Change-Id: Ifca0d469c2c0858afdf899381bb27563774cc6a8
Reviewed-on: https://code-review.googlesource.com/c/re2/+/42514
Reviewed-by: Paul Wankadia <junyer@google.com>
diff --git a/re2/prefilter.cc b/re2/prefilter.cc
index f0d9264..ba78ced 100644
--- a/re2/prefilter.cc
+++ b/re2/prefilter.cc
@@ -140,27 +140,31 @@
return AndOr(OR, a, b);
}
-static void SimplifyStringSet(std::set<std::string> *ss) {
+static void SimplifyStringSet(std::set<std::string>* ss) {
// Now make sure that the strings aren't redundant. For example, if
// we know "ab" is a required string, then it doesn't help at all to
// know that "abc" is also a required string, so delete "abc". This
// is because, when we are performing a string search to filter
// regexps, matching "ab" will already allow this regexp to be a
// candidate for match, so further matching "abc" is redundant.
- // Note that we must ignore "" because find() would find it at the
+ // Note that we must erase "" because find() would find it at the
// start of everything and thus we would end up erasing everything.

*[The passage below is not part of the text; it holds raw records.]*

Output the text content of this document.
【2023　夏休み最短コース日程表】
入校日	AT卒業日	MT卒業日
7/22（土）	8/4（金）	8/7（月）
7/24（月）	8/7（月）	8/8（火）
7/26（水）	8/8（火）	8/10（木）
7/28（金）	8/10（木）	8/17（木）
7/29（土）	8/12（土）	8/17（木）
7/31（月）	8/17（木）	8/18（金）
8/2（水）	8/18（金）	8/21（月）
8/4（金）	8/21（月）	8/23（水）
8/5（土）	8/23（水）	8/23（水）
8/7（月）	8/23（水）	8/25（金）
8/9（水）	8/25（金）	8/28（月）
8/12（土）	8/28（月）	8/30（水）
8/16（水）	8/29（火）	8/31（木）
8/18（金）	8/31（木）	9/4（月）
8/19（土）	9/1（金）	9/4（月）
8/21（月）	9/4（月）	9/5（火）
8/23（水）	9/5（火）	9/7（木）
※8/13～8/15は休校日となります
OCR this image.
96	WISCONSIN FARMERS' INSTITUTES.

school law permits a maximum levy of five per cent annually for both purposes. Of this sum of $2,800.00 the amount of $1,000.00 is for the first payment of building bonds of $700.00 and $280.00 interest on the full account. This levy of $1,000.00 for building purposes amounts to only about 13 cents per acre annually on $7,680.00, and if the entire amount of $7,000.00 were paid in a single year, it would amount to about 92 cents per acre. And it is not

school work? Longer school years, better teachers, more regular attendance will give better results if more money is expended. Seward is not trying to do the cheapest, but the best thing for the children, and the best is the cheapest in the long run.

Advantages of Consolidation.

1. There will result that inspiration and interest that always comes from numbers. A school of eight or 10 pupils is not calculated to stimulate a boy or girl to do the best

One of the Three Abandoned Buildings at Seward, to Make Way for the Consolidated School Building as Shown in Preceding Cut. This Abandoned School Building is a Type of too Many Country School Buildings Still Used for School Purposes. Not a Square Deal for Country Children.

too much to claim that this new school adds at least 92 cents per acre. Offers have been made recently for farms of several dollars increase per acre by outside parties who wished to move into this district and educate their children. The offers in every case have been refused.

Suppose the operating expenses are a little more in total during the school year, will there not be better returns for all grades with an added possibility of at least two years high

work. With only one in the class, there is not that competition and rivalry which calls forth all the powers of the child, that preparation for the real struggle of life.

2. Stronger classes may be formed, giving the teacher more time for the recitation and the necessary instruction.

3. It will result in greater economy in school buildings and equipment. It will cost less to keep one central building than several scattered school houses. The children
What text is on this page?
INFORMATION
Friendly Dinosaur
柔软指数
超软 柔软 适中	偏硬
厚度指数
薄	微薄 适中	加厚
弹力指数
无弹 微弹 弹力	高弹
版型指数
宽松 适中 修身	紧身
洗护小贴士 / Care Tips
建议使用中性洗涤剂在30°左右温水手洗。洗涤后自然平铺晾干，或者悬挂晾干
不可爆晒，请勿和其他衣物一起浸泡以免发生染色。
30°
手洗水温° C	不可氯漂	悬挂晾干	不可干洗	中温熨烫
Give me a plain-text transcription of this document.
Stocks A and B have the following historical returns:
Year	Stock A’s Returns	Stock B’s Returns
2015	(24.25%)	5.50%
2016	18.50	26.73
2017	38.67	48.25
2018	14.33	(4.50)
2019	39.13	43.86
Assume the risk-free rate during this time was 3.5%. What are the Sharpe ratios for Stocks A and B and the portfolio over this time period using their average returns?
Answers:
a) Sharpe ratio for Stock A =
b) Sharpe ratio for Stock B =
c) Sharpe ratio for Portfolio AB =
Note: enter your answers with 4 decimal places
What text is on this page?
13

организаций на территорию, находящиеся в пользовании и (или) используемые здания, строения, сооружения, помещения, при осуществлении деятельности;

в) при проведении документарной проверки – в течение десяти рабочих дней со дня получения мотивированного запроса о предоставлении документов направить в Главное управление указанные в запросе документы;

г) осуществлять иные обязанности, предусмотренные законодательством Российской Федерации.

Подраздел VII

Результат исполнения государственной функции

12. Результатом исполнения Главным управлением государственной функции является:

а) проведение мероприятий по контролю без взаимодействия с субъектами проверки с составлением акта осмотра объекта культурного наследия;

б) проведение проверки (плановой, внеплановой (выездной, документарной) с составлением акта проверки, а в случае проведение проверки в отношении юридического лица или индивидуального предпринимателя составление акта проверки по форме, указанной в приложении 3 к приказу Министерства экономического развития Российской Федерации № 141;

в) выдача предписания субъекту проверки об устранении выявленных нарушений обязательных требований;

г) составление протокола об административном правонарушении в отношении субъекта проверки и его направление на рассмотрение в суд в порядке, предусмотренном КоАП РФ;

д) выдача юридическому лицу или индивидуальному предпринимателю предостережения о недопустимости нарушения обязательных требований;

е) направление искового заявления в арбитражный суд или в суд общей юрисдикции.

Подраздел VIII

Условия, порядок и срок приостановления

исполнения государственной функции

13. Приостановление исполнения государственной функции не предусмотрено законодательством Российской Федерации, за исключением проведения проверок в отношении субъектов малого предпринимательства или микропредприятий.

- for (SSIter i = ss->begin(); i != ss->end(); ++i) {
- if (i->empty())
+ SSIter i = ss->begin();
+ while (i != ss->end()) {
+ if (i->empty()) {
+ i = ss->erase(i);
continue;
+ }
SSIter j = i;
++j;
while (j != ss->end()) {
- // Increment j early so that we can erase the element it points to.
- SSIter old_j = j;
+ if (j->find(*i) != std::string::npos) {
+ j = ss->erase(j);
+ continue;
+ }
++j;
- if (old_j->find(*i) != std::string::npos)
- ss->erase(old_j);
}
+ ++i;
}
}
diff --git a/re2/testing/filtered_re2_test.cc b/re2/testing/filtered_re2_test.cc
index 835ebcf..647ddeb 100644
--- a/re2/testing/filtered_re2_test.cc
+++ b/re2/testing/filtered_re2_test.cc
@@ -103,9 +103,11 @@
}, {
// Test to make sure that any atoms that have another atom as a
// substring in an OR are removed; that is, only the shortest
- // substring is kept.
+ // substring is kept. The (|... tests that "" does not cause the
+ // removal of every other atom in the OR, which used to happen
+ // for two separate reasons.
"SubstrAtomRemovesSuperStrInOr", {
- "(abc123|abc|ghi789|abc1234).*[x-z]+",
+ "(|abc123|abc|ghi789|abc1234).*[x-z]+",
"abcd..yyy..yyyzzz",
"mnmnpp[a-z]+PPP"
}, {